В целом, реакция позитивистов на новый идеализм способствовала озвучиванию убеждений, которые ранее просто не произносили вслух. Пытаясь дать отпор идеалистам, позитивисты перешли от описаний научного метода к утверждению своей веры. Новый позитивизм оказался едва ли не пародией на старый, поскольку он превратил надежду и допущение – веру в прогресс и науку – в абсолютную цель. В своих нападках на идеализм Луначарский и Богданов категорически отрицали необходимость метафизики для человеческой души, которую утверждал Булгаков, а также универсальное значение вопросов морали. Богданов доказывал, что научная теория прогресса не содержит в себе элементов метафизики и не нуждается в них. Если идеалисты утверждали, что в марксистской концепции непрерывного прогресса на пути к идеальному обществу сокрыт элемент квазирелигиозной веры, то позитивисты настаивали на исключительно научном характере теории прогресса, к которой вопросы метафизики не имеют никакого отношения; они считали, что идеалисты создали собственную метафизическую интерпретацию теории прогресса, а затем принялись утверждать, что метафизический элемент присущ самой теории. Богданов также отказался признать универсальность так называемых «острых вопросов», которые в булгаковской лекции о Карамазове были представлены как русский вклад в мировую культуру; по его словам, позитивисты не нуждаются в постановке подобных вопросов. Луначарский, предложивший, пожалуй, наиболее последовательное изложение точки зрения позитивистов, писал, что метафизические вопросы бессмысленны, поскольку гипотетическая метафизическая сфера не предоставляет возможности избавить человечество от страданий. По его словам, человек с чувствительной душой видит, что жизнь исполнена страданий и зла.
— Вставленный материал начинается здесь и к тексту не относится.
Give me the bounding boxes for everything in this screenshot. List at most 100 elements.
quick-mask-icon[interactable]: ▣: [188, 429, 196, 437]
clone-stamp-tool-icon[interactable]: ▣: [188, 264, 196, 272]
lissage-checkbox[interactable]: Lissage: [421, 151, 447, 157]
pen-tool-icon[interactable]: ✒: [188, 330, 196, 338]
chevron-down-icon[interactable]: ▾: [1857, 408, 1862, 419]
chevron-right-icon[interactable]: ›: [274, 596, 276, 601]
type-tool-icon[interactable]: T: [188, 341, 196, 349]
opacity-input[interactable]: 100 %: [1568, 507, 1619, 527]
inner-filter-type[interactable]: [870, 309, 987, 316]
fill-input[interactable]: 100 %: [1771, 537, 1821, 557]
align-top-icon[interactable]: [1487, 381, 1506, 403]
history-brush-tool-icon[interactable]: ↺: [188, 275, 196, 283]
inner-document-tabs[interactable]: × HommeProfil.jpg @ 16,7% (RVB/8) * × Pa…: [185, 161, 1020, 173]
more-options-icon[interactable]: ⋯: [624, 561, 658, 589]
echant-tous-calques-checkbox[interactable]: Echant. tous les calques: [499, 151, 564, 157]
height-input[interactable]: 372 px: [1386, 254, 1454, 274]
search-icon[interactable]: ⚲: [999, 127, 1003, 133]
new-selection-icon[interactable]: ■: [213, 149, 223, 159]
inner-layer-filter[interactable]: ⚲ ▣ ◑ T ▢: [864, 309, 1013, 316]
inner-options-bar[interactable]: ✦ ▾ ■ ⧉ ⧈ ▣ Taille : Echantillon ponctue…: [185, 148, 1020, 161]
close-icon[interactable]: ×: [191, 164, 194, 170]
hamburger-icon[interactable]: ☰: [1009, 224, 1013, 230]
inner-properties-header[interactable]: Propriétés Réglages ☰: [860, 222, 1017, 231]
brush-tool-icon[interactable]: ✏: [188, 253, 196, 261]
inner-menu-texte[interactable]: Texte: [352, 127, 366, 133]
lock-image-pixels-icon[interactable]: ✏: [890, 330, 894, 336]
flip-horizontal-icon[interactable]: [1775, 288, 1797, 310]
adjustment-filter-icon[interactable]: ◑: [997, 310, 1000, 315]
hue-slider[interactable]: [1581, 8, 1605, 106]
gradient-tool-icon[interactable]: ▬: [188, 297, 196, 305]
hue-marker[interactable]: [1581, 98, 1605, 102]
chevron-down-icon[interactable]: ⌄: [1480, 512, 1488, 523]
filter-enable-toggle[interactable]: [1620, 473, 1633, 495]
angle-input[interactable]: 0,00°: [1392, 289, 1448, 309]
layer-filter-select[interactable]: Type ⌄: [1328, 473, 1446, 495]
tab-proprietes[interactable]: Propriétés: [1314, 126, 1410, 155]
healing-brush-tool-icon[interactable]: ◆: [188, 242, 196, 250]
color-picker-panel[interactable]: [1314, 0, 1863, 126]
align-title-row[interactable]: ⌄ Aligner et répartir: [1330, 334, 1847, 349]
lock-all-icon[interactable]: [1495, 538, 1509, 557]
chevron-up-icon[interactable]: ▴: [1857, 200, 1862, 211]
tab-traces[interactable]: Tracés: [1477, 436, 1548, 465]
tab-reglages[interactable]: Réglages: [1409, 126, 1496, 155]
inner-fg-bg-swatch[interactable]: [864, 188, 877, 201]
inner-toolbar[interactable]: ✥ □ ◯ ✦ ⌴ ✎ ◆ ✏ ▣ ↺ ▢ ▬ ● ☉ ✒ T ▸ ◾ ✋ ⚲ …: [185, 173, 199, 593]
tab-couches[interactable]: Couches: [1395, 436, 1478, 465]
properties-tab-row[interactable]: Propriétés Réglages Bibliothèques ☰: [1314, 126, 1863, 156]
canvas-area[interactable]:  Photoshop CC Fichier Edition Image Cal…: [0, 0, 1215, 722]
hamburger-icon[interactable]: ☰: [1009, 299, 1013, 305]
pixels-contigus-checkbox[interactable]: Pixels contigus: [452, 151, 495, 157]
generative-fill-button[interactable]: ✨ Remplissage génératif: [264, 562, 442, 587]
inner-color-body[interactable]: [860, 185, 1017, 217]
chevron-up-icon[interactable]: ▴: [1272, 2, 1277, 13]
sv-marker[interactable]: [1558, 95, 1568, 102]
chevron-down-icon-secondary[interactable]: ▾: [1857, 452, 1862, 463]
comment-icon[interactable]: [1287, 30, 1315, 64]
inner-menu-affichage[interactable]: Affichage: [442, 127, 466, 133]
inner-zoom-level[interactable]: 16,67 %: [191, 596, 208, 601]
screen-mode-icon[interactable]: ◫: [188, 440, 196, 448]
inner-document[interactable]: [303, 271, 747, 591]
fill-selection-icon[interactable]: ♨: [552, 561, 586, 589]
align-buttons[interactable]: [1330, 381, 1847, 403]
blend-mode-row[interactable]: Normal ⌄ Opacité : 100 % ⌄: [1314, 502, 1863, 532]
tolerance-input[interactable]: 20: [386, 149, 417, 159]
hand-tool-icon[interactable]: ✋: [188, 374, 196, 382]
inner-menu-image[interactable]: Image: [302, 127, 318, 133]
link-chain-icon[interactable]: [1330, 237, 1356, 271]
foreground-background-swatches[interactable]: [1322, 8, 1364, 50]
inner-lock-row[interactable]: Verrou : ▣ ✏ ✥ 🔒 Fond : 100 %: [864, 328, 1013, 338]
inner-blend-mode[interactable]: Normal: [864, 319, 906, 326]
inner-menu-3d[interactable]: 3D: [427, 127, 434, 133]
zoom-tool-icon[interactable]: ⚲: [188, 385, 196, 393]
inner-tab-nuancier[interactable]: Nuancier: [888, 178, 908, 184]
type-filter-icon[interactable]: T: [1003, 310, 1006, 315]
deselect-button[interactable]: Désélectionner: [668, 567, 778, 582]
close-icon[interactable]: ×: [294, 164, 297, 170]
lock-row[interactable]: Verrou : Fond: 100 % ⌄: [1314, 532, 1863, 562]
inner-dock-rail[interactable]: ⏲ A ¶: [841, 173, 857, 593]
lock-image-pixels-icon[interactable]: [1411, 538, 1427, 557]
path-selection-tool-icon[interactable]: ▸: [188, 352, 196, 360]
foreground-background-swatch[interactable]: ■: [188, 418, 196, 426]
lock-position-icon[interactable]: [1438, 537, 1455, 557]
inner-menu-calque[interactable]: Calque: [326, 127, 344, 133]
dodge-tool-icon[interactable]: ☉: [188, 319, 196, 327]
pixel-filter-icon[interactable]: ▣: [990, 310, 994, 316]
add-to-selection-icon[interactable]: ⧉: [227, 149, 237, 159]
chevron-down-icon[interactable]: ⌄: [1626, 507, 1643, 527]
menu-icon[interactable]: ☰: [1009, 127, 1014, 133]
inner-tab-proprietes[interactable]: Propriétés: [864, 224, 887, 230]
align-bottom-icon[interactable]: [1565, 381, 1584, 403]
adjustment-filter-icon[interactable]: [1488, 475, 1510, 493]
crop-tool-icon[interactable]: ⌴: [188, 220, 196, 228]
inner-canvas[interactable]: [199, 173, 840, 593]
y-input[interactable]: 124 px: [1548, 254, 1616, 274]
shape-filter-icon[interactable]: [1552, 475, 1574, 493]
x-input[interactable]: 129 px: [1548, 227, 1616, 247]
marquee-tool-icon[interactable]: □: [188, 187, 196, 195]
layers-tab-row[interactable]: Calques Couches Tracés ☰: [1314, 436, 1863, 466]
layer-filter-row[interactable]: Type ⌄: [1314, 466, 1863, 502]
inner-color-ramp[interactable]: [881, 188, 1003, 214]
Отсюда на первый взгляд есть только два выхода; умереть или, приняв жизнь такою, как она есть, стремиться исправить ее по мере сил. Ограниченному позитивисту представляются возможными лишь эти два выхода.
Но метафизик находит третий: создать особый мир сверх-опытных сущностей и целей с таким расчетом, чтобы в связи с миром опытным все целое получило характер добра.
Смерть побеждается простым постулированием бессмертия[122]
.Одним словом, Луначарский обвинял идеалистов в попытках выдать желаемое за действительное и рассматривал метафизику как бегство от реальности. Отстаивая «исторический монизм», которому они так и не дали внятного определения, Луначарский и Богданов, вероятно, подразумевали под ним интерпретацию марксизма с позиций детерминизма, что, по их мнению, позволяло ясно увидеть реальные возможности общественных перемен и достижения общественного идеала. В качестве положительной альтернативы идеализму Богданов выдвигал следующие тезисы:
Мы нашли, что прогресс означает возрастание полноты и гармонии человеческой жизни, что идеализм выражает победу в душе человека настроений более социальных над менее социальными, что прогрессивный идеал есть отражение общественно-прогрессивной тенденции в идеалистической психике. Мы признали, что таково единственно возможное объяснение этих идей[123]
.Вероятно, самым интересным в этом выступлении в защиту позитивизма является то, что и Луначарский, и Богданов приняли постановку проблемы в том виде, как ее выдвинули идеалисты. Они высказывали позицию, полярно противоположную той, что отстаивали Булгаков и его коллеги, при этом выдавая за свою довольно плоскую версию теории прогресса, какой она предстала в критике Булгакова, защищая ее и отрицая значимость поставленных идеалистами нравственных проблем. Альтернативной целостной картины мира они не предлагали.
Отстаивание теории прогресса сопровождалось утверждением об отсталости России. Откликнувшись на лекцию Булгакова о Карамазове, Луначарский подверг критике сравнение Ивана Карамазова Достоевского с Фаустом Гёте.